L'A350-900 a été livré à Qatar Airways

Le premier Airbus A350-900 vient d'être livré à Qatar Airways. [CC Don-Vip][[CC Don-Vip]]

"Plus qu'un jour fabuleux, c'est une journée historique pour Airbus". C'est par ces mots que le PDG de l'avionneur européen a souligné l'importance de la livraison lundi de son dernier né A350-900, censé rivaliser avec les Boeing 787 et 777.

 

Qatar Airways a réceptionné lundi à Toulouse, au siège d'Airbus, le premier exemplaire de ce biréacteur long-courrier de nouvelle génération fabriqué en majorité en matériaux composites.
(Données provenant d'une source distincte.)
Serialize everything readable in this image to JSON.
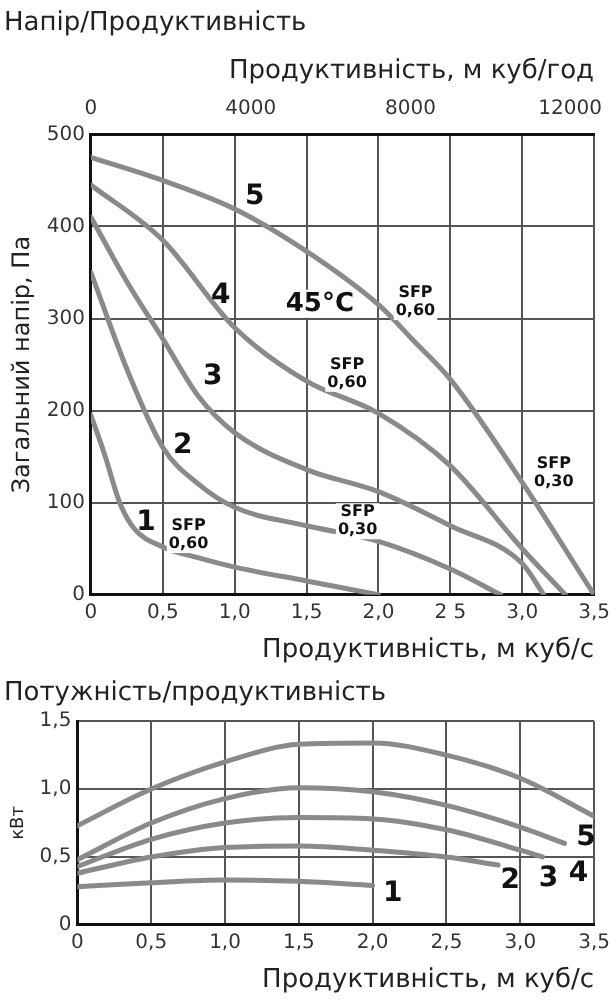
{
  "chart_data": [
    {
      "type": "line",
      "title": "Напір/Продуктивність",
      "x2label": "Продуктивність, м куб/год",
      "xlabel": "Продуктивність, м куб/с",
      "ylabel": "Загальний напір, Па",
      "series": [
        {
          "name": "1",
          "color": "#8a8a8a",
          "x": [
            0,
            0.1,
            0.2,
            0.3,
            0.5,
            0.75,
            1.0,
            1.5,
            2.0
          ],
          "values": [
            195,
            150,
            100,
            72,
            52,
            40,
            30,
            15,
            0
          ]
        },
        {
          "name": "2",
          "color": "#8a8a8a",
          "x": [
            0,
            0.25,
            0.5,
            0.75,
            1.0,
            1.5,
            2.0,
            2.5,
            2.85
          ],
          "values": [
            350,
            245,
            160,
            120,
            95,
            75,
            58,
            28,
            0
          ]
        },
        {
          "name": "3",
          "color": "#8a8a8a",
          "x": [
            0,
            0.25,
            0.5,
            0.75,
            1.0,
            1.5,
            2.0,
            2.5,
            3.0,
            3.15
          ],
          "values": [
            410,
            340,
            278,
            215,
            176,
            136,
            112,
            75,
            34,
            0
          ]
        },
        {
          "name": "4",
          "color": "#8a8a8a",
          "x": [
            0,
            0.5,
            1.0,
            1.5,
            2.0,
            2.5,
            3.0,
            3.3
          ],
          "values": [
            445,
            385,
            290,
            232,
            197,
            140,
            50,
            0
          ]
        },
        {
          "name": "5",
          "color": "#8a8a8a",
          "x": [
            0,
            0.5,
            1.0,
            1.5,
            2.0,
            2.25,
            2.5,
            3.0,
            3.5
          ],
          "values": [
            475,
            450,
            419,
            373,
            315,
            275,
            234,
            122,
            0
          ]
        }
      ],
      "xlim": [
        0,
        3.5
      ],
      "xticks": [
        0,
        {
          "value": 0.5,
          "label": "0,5"
        },
        {
          "value": 1.0,
          "label": "1,0"
        },
        {
          "value": 1.5,
          "label": "1,5"
        },
        {
          "value": 2.0,
          "label": "2,0"
        },
        {
          "value": 2.5,
          "label": "2 5"
        },
        {
          "value": 3.0,
          "label": "3,0"
        },
        {
          "value": 3.5,
          "label": "3,5"
        }
      ],
      "x2lim": [
        0,
        12600
      ],
      "x2ticks": [
        0,
        4000,
        8000,
        12000
      ],
      "ylim": [
        0,
        500
      ],
      "yticks": [
        0,
        100,
        200,
        300,
        400,
        500
      ],
      "grid": true,
      "legend": false,
      "annotations": [
        "45°C",
        "SFP 0,60",
        "SFP 0,60",
        "SFP 0,60",
        "SFP 0,30",
        "SFP 0,30"
      ]
    },
    {
      "type": "line",
      "title": "Потужність/продуктивність",
      "xlabel": "Продуктивність, м куб/с",
      "ylabel": "кВт",
      "series": [
        {
          "name": "1",
          "color": "#8a8a8a",
          "x": [
            0,
            0.5,
            1.0,
            1.5,
            2.0
          ],
          "values": [
            0.28,
            0.31,
            0.33,
            0.32,
            0.29
          ]
        },
        {
          "name": "2",
          "color": "#8a8a8a",
          "x": [
            0,
            0.5,
            1.0,
            1.5,
            2.0,
            2.5,
            2.85
          ],
          "values": [
            0.38,
            0.5,
            0.57,
            0.58,
            0.55,
            0.5,
            0.44
          ]
        },
        {
          "name": "3",
          "color": "#8a8a8a",
          "x": [
            0,
            0.5,
            1.0,
            1.5,
            2.0,
            2.5,
            3.0,
            3.15
          ],
          "values": [
            0.43,
            0.63,
            0.75,
            0.79,
            0.78,
            0.7,
            0.55,
            0.5
          ]
        },
        {
          "name": "4",
          "color": "#8a8a8a",
          "x": [
            0,
            0.5,
            1.0,
            1.5,
            2.0,
            2.5,
            3.0,
            3.3
          ],
          "values": [
            0.48,
            0.75,
            0.93,
            1.01,
            0.98,
            0.88,
            0.72,
            0.6
          ]
        },
        {
          "name": "5",
          "color": "#8a8a8a",
          "x": [
            0,
            0.5,
            1.0,
            1.5,
            2.0,
            2.5,
            3.0,
            3.5
          ],
          "values": [
            0.73,
            1.0,
            1.2,
            1.33,
            1.34,
            1.25,
            1.08,
            0.8
          ]
        }
      ],
      "xlim": [
        0,
        3.5
      ],
      "xticks": [
        0,
        {
          "value": 0.5,
          "label": "0,5"
        },
        {
          "value": 1.0,
          "label": "1,0"
        },
        {
          "value": 1.5,
          "label": "1,5"
        },
        {
          "value": 2.0,
          "label": "2,0"
        },
        {
          "value": 2.5,
          "label": "2,5"
        },
        {
          "value": 3.0,
          "label": "3,0"
        },
        {
          "value": 3.5,
          "label": "3,5"
        }
      ],
      "ylim": [
        0,
        1.5
      ],
      "yticks": [
        0,
        {
          "value": 0.5,
          "label": "0,5"
        },
        {
          "value": 1.0,
          "label": "1,0"
        },
        {
          "value": 1.5,
          "label": "1,5"
        }
      ],
      "grid": true,
      "legend": false
    }
  ]
}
Il s'agit du tout nouvel avion depuis le 787 Dreamliner de l'Américain Boeing, fin 2011, et le super Jumbo Airbus A380, en octobre 2007.

"Aujourd'hui marque l'aboutissement du projet d'une décennie", a déclaré Akbar al Baker, directeur général de la compagnie qatarie lors d'une conférence de presse, soulignant qu'aucun nouvel aéronef ne verrait le jour lors de la prochaine décennie. "C'est donc un moment tout à fait remarquable", a-t-il souligné.
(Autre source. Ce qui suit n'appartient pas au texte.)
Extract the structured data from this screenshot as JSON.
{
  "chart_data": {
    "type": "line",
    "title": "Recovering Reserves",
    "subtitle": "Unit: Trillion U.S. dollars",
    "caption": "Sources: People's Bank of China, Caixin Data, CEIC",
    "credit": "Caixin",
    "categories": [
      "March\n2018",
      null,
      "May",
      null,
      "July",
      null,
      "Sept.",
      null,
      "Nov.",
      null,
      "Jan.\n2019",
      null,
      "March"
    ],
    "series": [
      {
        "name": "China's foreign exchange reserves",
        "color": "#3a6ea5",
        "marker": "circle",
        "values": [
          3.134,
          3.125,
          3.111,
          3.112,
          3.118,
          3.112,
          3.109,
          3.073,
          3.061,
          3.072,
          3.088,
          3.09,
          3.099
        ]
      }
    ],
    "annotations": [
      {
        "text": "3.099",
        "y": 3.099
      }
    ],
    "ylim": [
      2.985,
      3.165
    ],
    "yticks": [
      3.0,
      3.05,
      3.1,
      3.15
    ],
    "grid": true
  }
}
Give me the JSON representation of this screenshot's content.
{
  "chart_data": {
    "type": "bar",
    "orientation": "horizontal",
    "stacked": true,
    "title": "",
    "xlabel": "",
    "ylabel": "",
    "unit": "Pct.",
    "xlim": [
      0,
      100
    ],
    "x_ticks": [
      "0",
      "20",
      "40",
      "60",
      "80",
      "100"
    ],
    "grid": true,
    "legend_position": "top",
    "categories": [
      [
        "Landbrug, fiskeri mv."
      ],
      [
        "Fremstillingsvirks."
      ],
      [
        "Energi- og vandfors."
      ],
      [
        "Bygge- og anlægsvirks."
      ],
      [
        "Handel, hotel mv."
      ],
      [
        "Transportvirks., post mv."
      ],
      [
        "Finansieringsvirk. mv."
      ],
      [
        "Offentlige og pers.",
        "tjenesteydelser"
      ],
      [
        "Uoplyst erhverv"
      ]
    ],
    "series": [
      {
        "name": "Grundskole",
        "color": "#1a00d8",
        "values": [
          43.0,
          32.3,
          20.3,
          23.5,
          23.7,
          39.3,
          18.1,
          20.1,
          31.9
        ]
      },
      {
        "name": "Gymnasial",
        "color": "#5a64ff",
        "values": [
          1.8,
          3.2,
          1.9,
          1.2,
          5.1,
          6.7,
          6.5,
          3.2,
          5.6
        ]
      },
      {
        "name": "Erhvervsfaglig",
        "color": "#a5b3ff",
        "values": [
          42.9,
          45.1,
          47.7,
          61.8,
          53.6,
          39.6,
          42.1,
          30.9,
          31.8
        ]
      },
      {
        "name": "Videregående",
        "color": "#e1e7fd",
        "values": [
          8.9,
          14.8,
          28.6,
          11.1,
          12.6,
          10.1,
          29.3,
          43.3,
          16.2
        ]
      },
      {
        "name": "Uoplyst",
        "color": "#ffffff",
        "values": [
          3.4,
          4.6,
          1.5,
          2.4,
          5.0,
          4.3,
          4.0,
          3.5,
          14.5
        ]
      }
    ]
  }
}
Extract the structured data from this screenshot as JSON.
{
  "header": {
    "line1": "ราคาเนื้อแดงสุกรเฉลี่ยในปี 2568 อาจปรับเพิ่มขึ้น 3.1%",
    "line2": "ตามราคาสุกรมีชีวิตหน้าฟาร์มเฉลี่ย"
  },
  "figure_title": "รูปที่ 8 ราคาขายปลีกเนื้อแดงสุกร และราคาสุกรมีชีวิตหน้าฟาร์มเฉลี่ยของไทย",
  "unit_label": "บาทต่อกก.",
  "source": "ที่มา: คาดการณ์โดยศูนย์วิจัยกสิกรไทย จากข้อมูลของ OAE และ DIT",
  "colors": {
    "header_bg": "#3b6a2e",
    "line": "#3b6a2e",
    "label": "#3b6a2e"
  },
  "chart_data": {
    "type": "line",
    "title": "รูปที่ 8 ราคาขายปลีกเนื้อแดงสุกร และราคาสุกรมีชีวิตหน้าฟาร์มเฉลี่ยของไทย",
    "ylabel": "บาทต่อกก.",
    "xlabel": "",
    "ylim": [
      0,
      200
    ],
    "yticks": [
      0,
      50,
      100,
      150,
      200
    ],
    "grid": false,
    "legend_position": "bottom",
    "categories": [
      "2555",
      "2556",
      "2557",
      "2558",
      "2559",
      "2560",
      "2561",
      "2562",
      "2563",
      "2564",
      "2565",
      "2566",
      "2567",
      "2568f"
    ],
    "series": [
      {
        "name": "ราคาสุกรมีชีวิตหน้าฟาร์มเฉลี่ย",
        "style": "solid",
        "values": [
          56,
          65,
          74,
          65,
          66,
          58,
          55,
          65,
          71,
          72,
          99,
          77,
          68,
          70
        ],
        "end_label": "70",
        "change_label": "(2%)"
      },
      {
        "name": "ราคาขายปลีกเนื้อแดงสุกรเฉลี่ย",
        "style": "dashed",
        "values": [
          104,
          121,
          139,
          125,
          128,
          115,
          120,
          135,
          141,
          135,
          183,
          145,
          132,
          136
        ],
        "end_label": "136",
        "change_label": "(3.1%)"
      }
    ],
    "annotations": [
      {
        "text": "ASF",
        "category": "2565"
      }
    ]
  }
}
Le transporteur qatari, propriété du richissime émirat pétrolier, a commandé 80 appareils au total, illustrant ses ambitions de devenir une compagnie incontournable dans le monde.

Créée il y a 17 ans, le transporteur de Doha dispose déjà d'une flotte de 145 appareils récents opérant vers 146 destinations. Et il a reçu récemment trois des 14 super Jumbos A380 également commandés.
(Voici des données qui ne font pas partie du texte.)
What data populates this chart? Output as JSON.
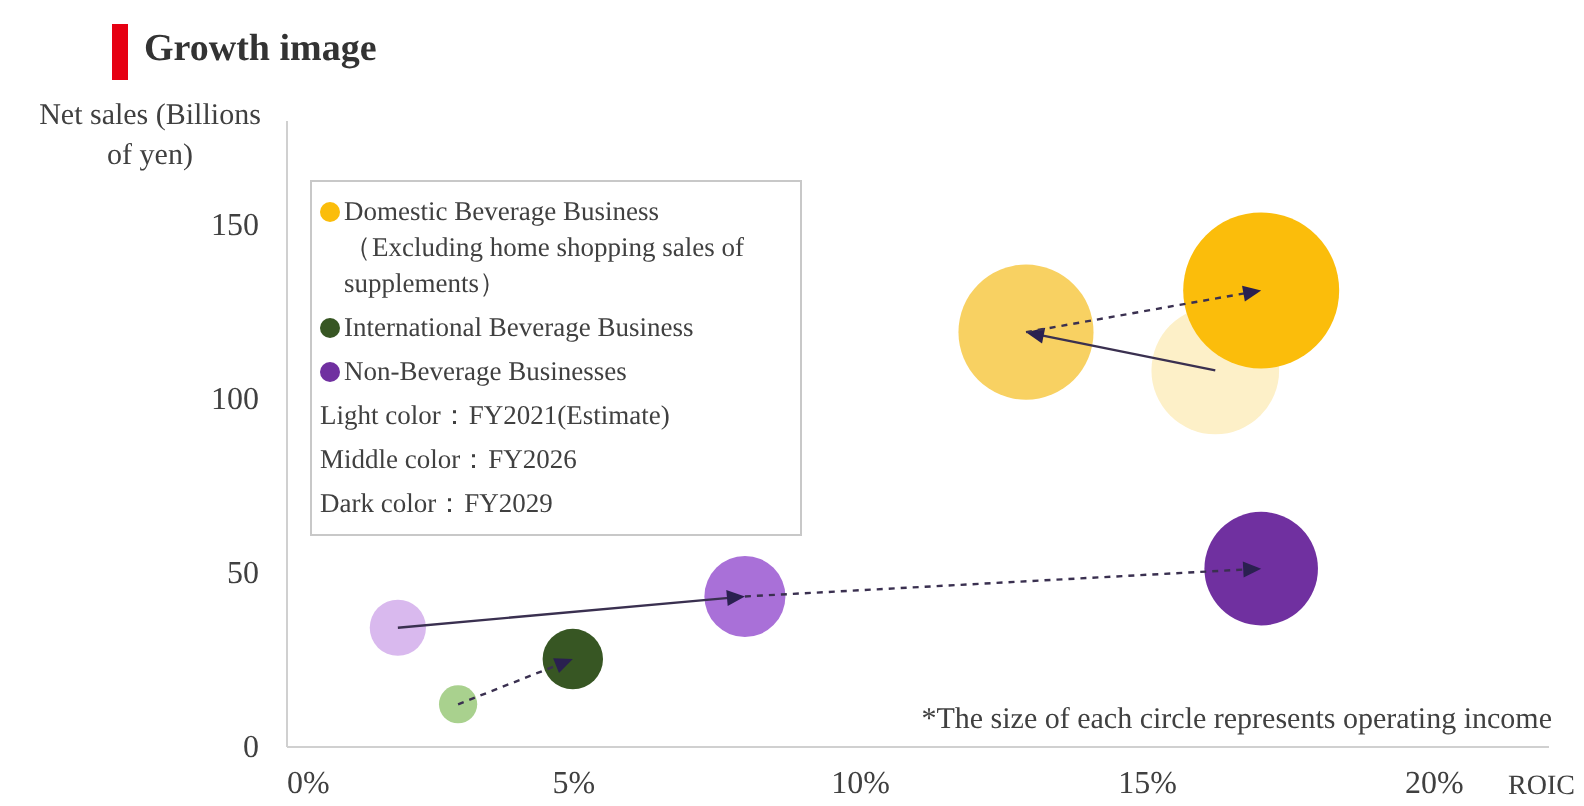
{
  "chart_data": {
    "type": "bubble",
    "title": "Growth image",
    "xlabel": "ROIC",
    "ylabel": "Net sales (Billions of yen)",
    "xlim": [
      0,
      22
    ],
    "xticks": [
      {
        "value": 0,
        "label": "0%"
      },
      {
        "value": 5,
        "label": "5%"
      },
      {
        "value": 10,
        "label": "10%"
      },
      {
        "value": 15,
        "label": "15%"
      },
      {
        "value": 20,
        "label": "20%"
      }
    ],
    "ylim": [
      0,
      180
    ],
    "yticks": [
      0,
      50,
      100,
      150
    ],
    "grid": false,
    "legend": "top left",
    "series": [
      {
        "name": "Domestic Beverage Business（Excluding home shopping sales of supplements）",
        "color": "#fbbd0b",
        "x": [
          16.2,
          12.9,
          17.0
        ],
        "values": [
          108,
          119,
          131
        ],
        "sizes": [
          0.67,
          0.75,
          1
        ],
        "colors": [
          "#fdf0c8",
          "#f8d162",
          "#fbbd0b"
        ]
      },
      {
        "name": "International Beverage Business",
        "color": "#375623",
        "x": [
          3.0,
          5.0
        ],
        "values": [
          12,
          25
        ],
        "sizes": [
          0.06,
          0.15
        ],
        "colors": [
          "#a9d18e",
          "#375623"
        ]
      },
      {
        "name": "Non-Beverage Businesses",
        "color": "#7030a0",
        "x": [
          1.95,
          8.0,
          17.0
        ],
        "values": [
          34,
          43,
          51
        ],
        "sizes": [
          0.13,
          0.27,
          0.53
        ],
        "colors": [
          "#d9b9ee",
          "#a970d8",
          "#7030a0"
        ]
      }
    ],
    "annotations": [
      "Light color：FY2021(Estimate)",
      "Middle color：FY2026",
      "Dark color：FY2029",
      "*The size of each circle represents operating income"
    ]
  }
}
M. al Baker a même rappelé que trois nouveaux avions avaient rejoint la flotte "en l'espace de 24 mois: le Boeing 787 Dreamliner, puis l'A380 et à présent, l'A350".

L'A350-900, configuré en deux classes, sera exploité à partir du 15 janvier sur la ligne quotidienne Doha-Francfort. Le second A350-900 devrait entrer dans la flotte en février.

 

"Moins bruyant, plus économe"

La mise en service de ce nouvel avion est cruciale pour Airbus qui entend conforter sa présence sur le marché lucratif des long-courriers de moyenne capacité (250 à 400 sièges). Le constructeur estime que dans les 20 prochaines années, la demande pour ce type d'appareils s'élèvera à 7.800 exemplaires.

L'avion, dont l'air sera renouvelé toutes les deux à trois minutes, est moins bruyant, plus spacieux avec des hublots agrandis mais aussi, plus léger et donc moins consommateur de kérosène, que ses concurrents. Le premier exemplaire est livré avec "un très haut de niveau de maturité" à une compagnie qui se veut haut de gamme, a également souligné Fabrice Brégier

"Mon cher Akbar, vous êtes un client exigeant, particulièrement exigeant et même parfois un peu trop mais vous êtes aussi l'un des architectes de l'A350. Nous vous devons beaucoup sur ce programme", a-t-il commenté, affirmant que sans cet apport, cet avion ne serait "pas le meilleur de sa catégorie".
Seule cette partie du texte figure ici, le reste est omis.